In this project, we focused on predicting the VWAP using 14 year's worth of time series data. Throughout the project, we followed a systematic approach to build and evaluate time series models.

We began by reading and preprocessing the data, ensuring that it was in a suitable format for analysis. We then conducted exploratory data analysis (EDA) to gain insights into the patterns, trends, and seasonality present in the data.

To proceed with modeling, we first checked the stationarity of the time series. Since the data was non - stationary, we performed differencing technique.
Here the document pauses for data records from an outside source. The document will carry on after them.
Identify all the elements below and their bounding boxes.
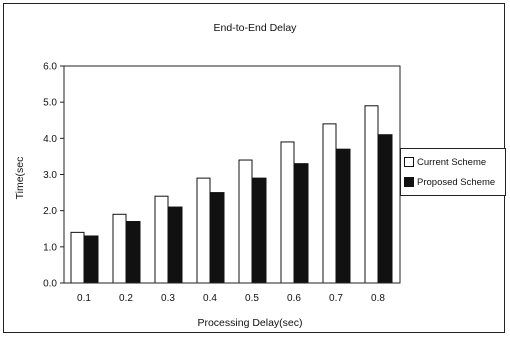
bar-proposed-0.6 (294, 163, 309, 284)
bar-current-0.7 (322, 123, 337, 284)
bar-current-0.3 (154, 195, 169, 284)
x-tick-label: 0.8 (371, 293, 385, 304)
bar-current-0.2 (112, 213, 127, 284)
y-tick-label: 4.0 (43, 134, 57, 145)
bar-proposed-0.7 (336, 148, 351, 284)
y-tick-label: 1.0 (43, 242, 57, 253)
bar-current-0.6 (280, 141, 295, 284)
x-tick-label: 0.1 (77, 293, 91, 304)
y-axis-label: Time(sec (14, 156, 26, 200)
x-tick-label: 0.6 (287, 293, 301, 304)
x-tick-label: 0.3 (161, 293, 175, 304)
bar-current-0.5 (238, 159, 253, 284)
chart-title: End-to-End Delay (213, 22, 297, 34)
y-tick-label: 2.0 (43, 206, 57, 217)
bar-proposed-0.8 (378, 134, 393, 284)
bar-proposed-0.1 (84, 235, 99, 284)
x-axis-label: Processing Delay(sec) (197, 317, 303, 329)
y-tick-label: 0.0 (43, 279, 57, 290)
x-tick-label: 0.2 (119, 293, 133, 304)
bar-proposed-0.5 (252, 177, 267, 284)
chart-legend: Current Scheme Proposed Scheme (400, 148, 506, 196)
bar-current-0.8 (364, 105, 379, 284)
bar-proposed-0.4 (210, 192, 225, 284)
y-tick-label: 3.0 (43, 170, 57, 181)
bar-current-0.1 (70, 231, 85, 284)
bar-proposed-0.2 (126, 221, 141, 284)
x-tick-label: 0.7 (329, 293, 343, 304)
bar-proposed-0.3 (168, 206, 183, 284)
y-tick-label: 5.0 (43, 98, 57, 109)
legend-swatch-proposed (404, 177, 414, 187)
legend-label-proposed: Proposed Scheme (417, 176, 496, 188)
legend-item-current: Current Scheme (404, 152, 505, 172)
bar-current-0.4 (196, 177, 211, 284)
x-tick-label: 0.5 (245, 293, 259, 304)
legend-item-proposed: Proposed Scheme (404, 172, 505, 192)
legend-swatch-current (404, 157, 414, 167)
x-tick-label: 0.4 (203, 293, 217, 304)
legend-label-current: Current Scheme (417, 156, 487, 168)
y-tick-label: 6.0 (43, 62, 57, 73)
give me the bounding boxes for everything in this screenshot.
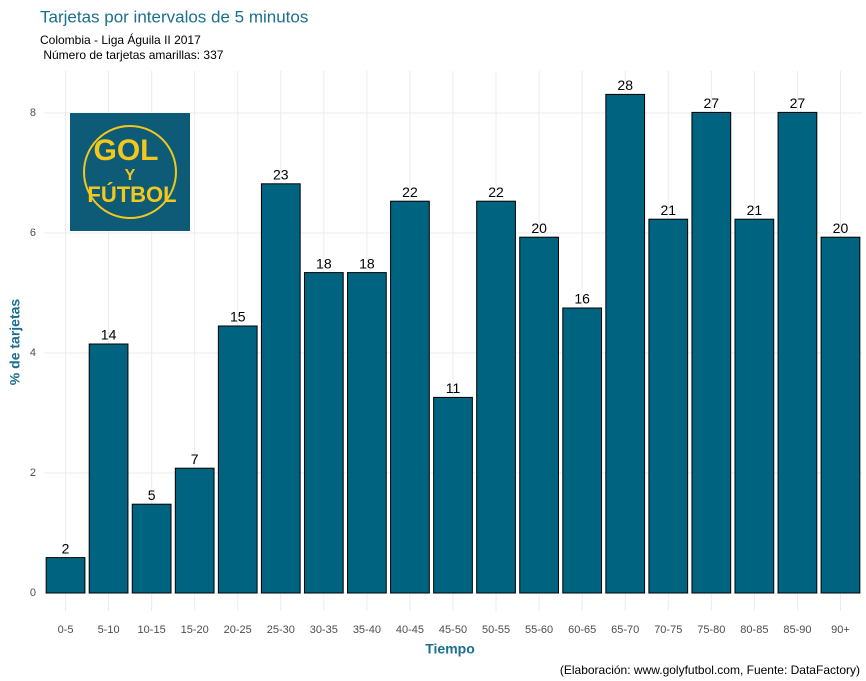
x-tick-label: 50-55	[482, 624, 510, 636]
x-tick-label: 85-90	[783, 624, 811, 636]
y-tick-label: 2	[30, 467, 36, 479]
x-tick-label: 30-35	[310, 624, 338, 636]
caption: (Elaboración: www.golyfutbol.com, Fuente…	[560, 663, 860, 677]
logo: GOL Y FÚTBOL	[70, 113, 190, 231]
logo-text: GOL	[94, 134, 159, 167]
data-label: 20	[531, 220, 547, 236]
data-label: 21	[660, 202, 676, 218]
bar	[433, 396, 473, 594]
data-label: 15	[230, 309, 246, 325]
data-label: 27	[790, 95, 806, 111]
bar	[476, 200, 516, 594]
x-tick-label: 20-25	[224, 624, 252, 636]
data-label: 7	[191, 451, 199, 467]
bar	[820, 236, 861, 594]
x-tick-label: 10-15	[138, 624, 166, 636]
y-tick-label: 6	[30, 227, 36, 239]
bar	[691, 111, 732, 594]
x-tick-label: 70-75	[654, 624, 682, 636]
data-label: 27	[704, 95, 720, 111]
x-tick-label: 35-40	[353, 624, 381, 636]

We applied Durbin-Watson test to residuals from time series models to diagnose autocorrelation.

We built  models like Sarima and Sarimax. The performance of these models was evaluated based on both the p-value and root mean squared error (RMSE).

After evaluating the models, we found that Sarimax model outperformed the Sarima model in terms of predictive accuracy.